Saturday 19 January 2019

























 

Days of Awe by A.M. Homes 
A.M.Homes is an acerbic and confident writer. A sharp stylist, her award-winning novel May We Be Forgiven (2012) remains memorable for its dark humour and shocking clarity. Homes has said of her writing: “What I'm doing, which sometimes makes people uncomfortable, is saying the things we don't want to say out loud." In her latest short story collection, Days of Awe, she holds nothing back in damning uber-wealthy American society, and the emotional and intellectual bankruptcy of contemporary life is played out through the characters across the stories. No one is exempt from Homes’s razor-sharp knife, a knife with tearing teeth. In these LA-set tales the extreme is the norm - therapy, plastic surgery (for dogs as well as humans), ever-so-perfect apartments where not-so-perfect lives play out, boredom and disappointment dressed up as gossip and intrigue, superficiality with a capital S - while the real issues, problems and heartaches are cordoned off, ignored, or laughed at. The characters, like players in a grand soap opera, are absurd in their normality - some stories become almost surreal - in their complete conviction that what they do is right even when it is obviously immoral or obscene.

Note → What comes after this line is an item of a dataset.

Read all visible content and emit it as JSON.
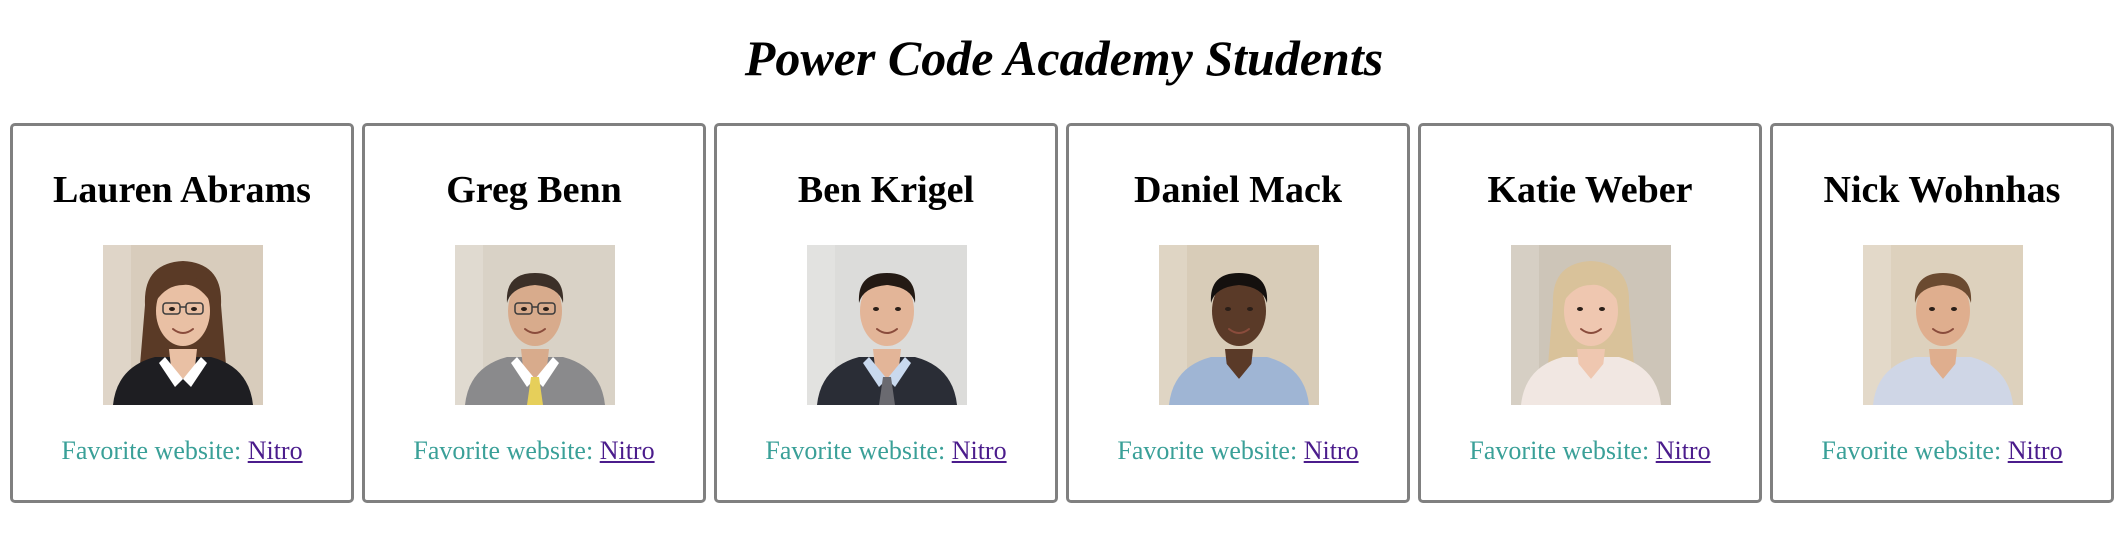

A.M. Homes captures these absurdities with witty dialogue and sharp observation. In 'Brother on Sunday' the competitive sibling scenario is played out to brilliant effect, with tight dialogue and sharp satire. In 'The National Caged Bird Show', all set within an online chat room about parakeets, the conversations going backwards and forwards with the usual interjections and exclamations, two of the seven attendees reveal traumatic experiences - a young girl is abused and a soldier reveals his disturbing incidents - while the others chat about feed, bird depression and health concerns and the habits of their beloved keets. Homes writes from the perspective of the old, the young, and the middle-aged, from the egotistical, the confident, the insecure, the oblivious and the damaged, showing how each is tangled up in their own lies, fantasies and obsessions. The stories make you laugh, despair and squirm, and will leave you observing society with just a little more clarity. They provide a critique of society that isn’t shy and isn’t afraid to be both absurd and truthful.